Pianist Marc Copland composes with a certain use of darkness, an updated musical version of Caravaggio's use of chiaroscuro in painting. Copland is aided in his alchemic light-shifting by his regular bassist Drew Gress and drummer Joey Baron. Joining the trio is trumpeter Ralph Alessi, who is given plenty of room to investigate some brass dynamics. On "Sun at the Zenith" Alessi's horn sounds like the cross between a flute and trombone, it is eerie. He shifts faintly to Miles Davis on Duke Ellington's "Mystery Song," enweaving elements of "Freddie Freeloader" and "So What." The lengthy, three-part suite "Air We've Never Breathed" shows Copland's evolution between light and dark matters. It is soundtrack music, the soundtrack of restfulness and thoughtfulness, lying somewhere between being and being content. Effortlessly ambient without the pretentious trappings of new age, Copland's Zenith is a quiet wayside where to count the time in quarter-tones to ten.

Bill Steward
Space Squid
Pirouet
2015

Drummer Bill Stewart follow suite with Marc Copland in adding a horn to his typical jazz piano trio. In this case the electric-dry tenor saxophone of Seamus Blake. In kind with both Copland and Pablo Held, Stewart opt for at least a breath of impressionism, buried deeply within a hard angular shell of sharp edges and acutely defined corners. Space Squid sounds like a '70s prog-jazz rave-up, but reveals itself a loosely tethered post-bop orgy. "Paris Lope" is exactly that a lopping saunter across a littered landscape, with Blake waving a Wayne Shorter bat, while Stewart demonstrates that this is a drummer-led date.
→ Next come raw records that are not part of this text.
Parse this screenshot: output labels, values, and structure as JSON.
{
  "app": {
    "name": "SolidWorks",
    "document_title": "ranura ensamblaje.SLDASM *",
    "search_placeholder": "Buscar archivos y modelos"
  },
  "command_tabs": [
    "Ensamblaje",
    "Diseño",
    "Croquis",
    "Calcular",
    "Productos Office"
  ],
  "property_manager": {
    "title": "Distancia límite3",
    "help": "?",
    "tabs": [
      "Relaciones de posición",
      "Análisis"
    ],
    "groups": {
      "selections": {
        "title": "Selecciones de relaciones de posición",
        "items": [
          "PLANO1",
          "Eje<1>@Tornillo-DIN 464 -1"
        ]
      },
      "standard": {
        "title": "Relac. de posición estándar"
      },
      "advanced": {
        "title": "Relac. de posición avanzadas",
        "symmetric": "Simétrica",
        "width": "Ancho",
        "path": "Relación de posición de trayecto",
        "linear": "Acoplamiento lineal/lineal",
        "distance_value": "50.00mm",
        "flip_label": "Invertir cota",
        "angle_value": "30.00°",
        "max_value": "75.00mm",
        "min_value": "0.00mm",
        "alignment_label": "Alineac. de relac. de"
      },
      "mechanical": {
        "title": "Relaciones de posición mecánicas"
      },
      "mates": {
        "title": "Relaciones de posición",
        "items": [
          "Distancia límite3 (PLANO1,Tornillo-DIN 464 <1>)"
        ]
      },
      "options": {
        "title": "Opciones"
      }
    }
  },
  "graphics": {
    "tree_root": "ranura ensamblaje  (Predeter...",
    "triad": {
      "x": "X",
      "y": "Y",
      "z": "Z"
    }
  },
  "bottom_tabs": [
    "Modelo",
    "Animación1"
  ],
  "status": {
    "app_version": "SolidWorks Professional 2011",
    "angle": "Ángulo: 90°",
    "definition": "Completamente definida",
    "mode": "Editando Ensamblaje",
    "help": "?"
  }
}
Pianist Bill Carrothers shows off some polyrhythmic fireworks early, while bassist Ben Street sews the entire cloth together with steel thread. Stewart reveals on "Tincture" that he can play blowing-session bop with the best of them. He and bassist Street give a masters' class in bop rhythm section art while Carrothers accents the piece with various seasonings. Over all is Blake playing with a piquant sharpness. No. Stewart is not a pianist, but Carrothers is and this disc belongs in this discussion.

Julian Shore
Which Way Now
Tone Rogue Records
2016

Ottawa Citizen critic Peter Hum described Julian Shore's Filiments (Tone Rogue, 2014) as, 'an assured, organic debut." Organic it is, the opening with the classically informed, "Our Story Begins on a Mountain" performed with an uncredited string quartet. "Back Home" is faintly Latin while "Moss, Mansion, Sandstorm" is a delicate rumination with a distinct Midwestern flavor. This is a theme on this release... there is an impressionism here, but it is an American impressionism. On what is surely the album centerpiece is the waltz "Pine Needles," incorporating the dobro and pedal steel guitar of Kurt Ozan beneath Noah Preminger's breathy tenor saxophone. It is a great collision of style and genre, something that will one day soon render such categorical descriptions meaningless. Dizzy Gillespie's "Con Alma" is turned out elegantly in a delicate trio performance, Jorge Roeder's bass slipping in and out of Shore's rolling chords and Samuel Torres' light percussions. This is a bright jewel of intrigue and improvisation.

Bob Wijnen
NYC Unforeseen
Voordekunst
2015

This is the New York performance of the present collection. Pianist Bob Wijnen plays with assertion, aptitude, and a confident rhythmic sense. Joined by guitarist Peter Bernstein, bassist Dezron Douglas and drummer Billy Drummond, Wijnen assembles an urbanely urban plot and climax to the story that is NYC Unseen. The distinct impressionism found on other recordings in this discussion is notably absent here, in deference to Wijnen's concrete compositional and performance approach. Even on the standards "The Look of Love" (Burt Bacharach) and "If It's Magic" (Stevie Wonder), Wijnen endeavors for a certain grounding of the music that anchors the entire presentation. On "The Look of Love" Wijnen has bassist Douglas present the melody. On the Wonder piece, it is Bernstein that highlights the brilliance of the songwriting. Wijnen takes on an almost western pastoral approach. The results are traditionally satisfying. NYC Unseen is like the best travel writing, it leave somethings to the imagination while defining others explicitedly.

Pablo Held Trio
Recondita Armonia
Pirouet Records
2015

German pianist Pablo Held has become a cornerstone in the cathedral that is Pirouet Records. His trio, with bassist Robert Landfermann and drummer Jonas Burgwinkel in this present distillation, enters the time-honored practice of spreading the seeds of jazz in traditional classical music and vice versa. Using compositions for the Late Romantic Period, Held weaves an impressionistic travelogue from Italy (Puccini) to Mother Russia (Rachmaninoff). These performances are as delicate and intricate as spider's webs, including improvisation so seamless it's as if there is no discordant wind at all. This is music of meditation...meditation on its origins and destinations and the distances traveled between two worlds caressing one another in different dimensions. The title piece that closes the disc is "Recondita Armonia" or "Hidden Harmony" is derived from Puccini's Tosca: "L'arte nel suo mistero, / le diverse bellezze insiem confonde..." Art, in its mysterious way, / blends the contrasting beauties together..." Yes, indeed.